Esse é exatamente o tipo de leitura que cheira a preguiça. Ninguém olhou para o que está realmente no gramado — apenas para o roteiro confortável de uma partida de grupo apertada.
México e Coreia do Sul chegam empatados em três pontos, e o critério de desempate é o confronto direto. Um 0 a 0 não interessa a ninguém aqui — ambos querem a vitória e a ponta do Grupo A.
Quem precisa de gol não fica esperando
A Coreia já mostrou contra a República Tcheca que vira a chave no segundo tempo. Saiu atrás, jogou gente para frente e buscou o resultado com Hwang In-beom e a entrada decisiva de Oh Hyeon-gyu.
Esse é um time que aumenta o ritmo quando precisa. E precisar, neste jogo, é o estado natural das duas equipes. O técnico Aguirre foi claro: o México quer a bola, quer propor, quer pressionar — nada de se trancar.
A costura defensiva que a casa ignorou
Aqui está o ponto que o mercado subestimou. Com César Montes suspenso, Edson Álvarez vai improvisado na zaga — fora da posição e sem ritmo de jogo desde a cirurgia no tornozelo em fevereiro.
É justamente o canal que Son Heung-min e Lee Kang-in adoram atacar. Se Edson sobe como volante, abre espaço nas costas; se recua, o meio perde a segurança que ele normalmente dá.
E a faca corta dos dois lados. A Coreia sofreu contra os tchecos numa simples jogada de bola parada, vindo de um arremesso lateral longo.
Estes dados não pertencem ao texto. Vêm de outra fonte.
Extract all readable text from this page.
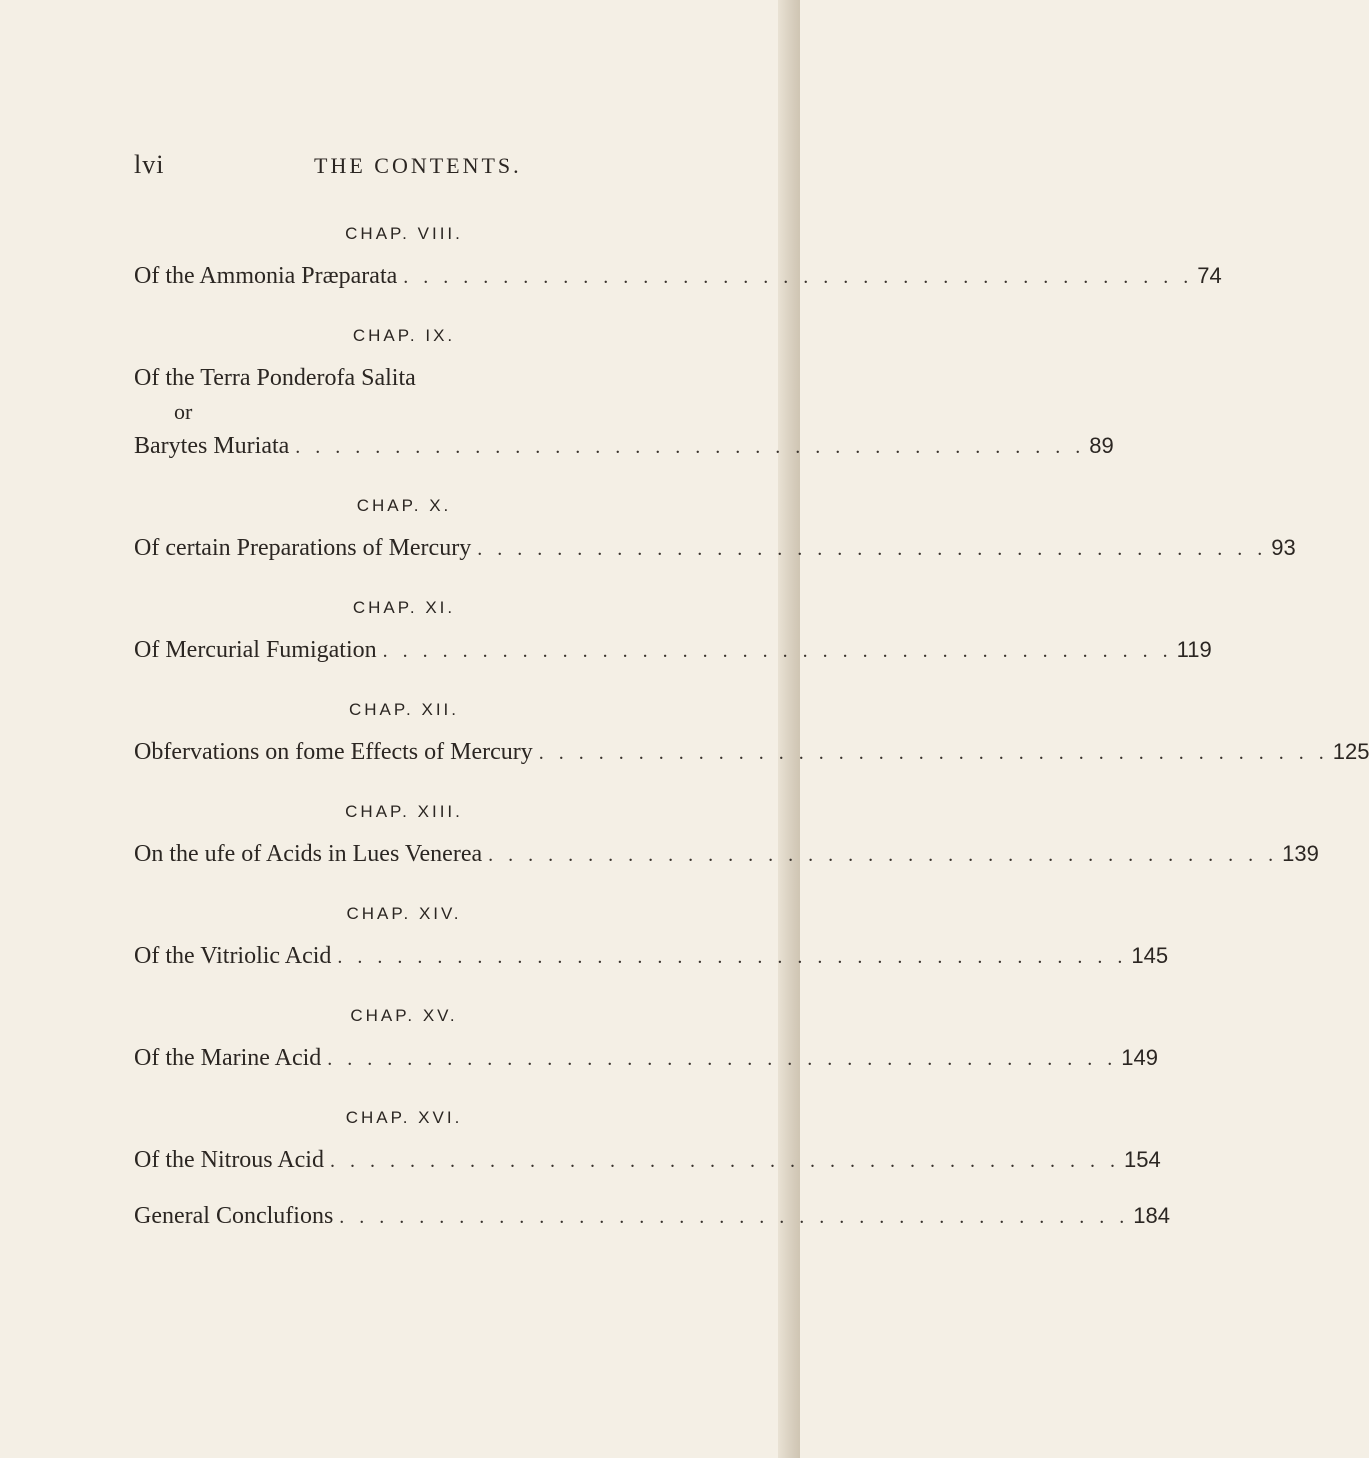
lvi	THE CONTENTS.
CHAP. VIII.
Of the Ammonia Præparata . . . . . . . . . . . . . . . . . . . . . . . . . . . . . . . . . . . . . . . . 74
CHAP. IX.
Of the Terra Ponderofa Salita
or
Barytes Muriata . . . . . . . . . . . . . . . . . . . . . . . . . . . . . . . . . . . . . . . . 89
CHAP. X.
Of certain Preparations of Mercury . . . . . . . . . . . . . . . . . . . . . . . . . . . . . . . . . . . . . . . . 93
CHAP. XI.
Of Mercurial Fumigation . . . . . . . . . . . . . . . . . . . . . . . . . . . . . . . . . . . . . . . . 119
CHAP. XII.
Obfervations on fome Effects of Mercury . . . . . . . . . . . . . . . . . . . . . . . . . . . . . . . . . . . . . . . . 125
CHAP. XIII.
On the ufe of Acids in Lues Venerea . . . . . . . . . . . . . . . . . . . . . . . . . . . . . . . . . . . . . . . . 139
CHAP. XIV.
Of the Vitriolic Acid . . . . . . . . . . . . . . . . . . . . . . . . . . . . . . . . . . . . . . . . 145
CHAP. XV.
Of the Marine Acid . . . . . . . . . . . . . . . . . . . . . . . . . . . . . . . . . . . . . . . . 149
CHAP. XVI.
Of the Nitrous Acid . . . . . . . . . . . . . . . . . . . . . . . . . . . . . . . . . . . . . . . . 154
General Conclufions . . . . . . . . . . . . . . . . . . . . . . . . . . . . . . . . . . . . . . . . 184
De bola parada e pelo alto, o México tem munição de sobra com Raúl Jiménez de referência na área. Cada escanteio e cada falta lateral viram perigo real contra uma defesa que já vacilou nesse fundamento.
Some tudo: dois ataques com talento de primeiro nível, dois pontos fracos defensivos expostos e duas equipes motivadas a vencer em vez de empatar. Isso não é receita de zero a zero.
Vale a ressalva honesta: uma primeira etapa tensa e um único gol decisivo ainda podem congelar o placar. Por isso a convicção é moderada — mas o valor está claramente do lado dos gols.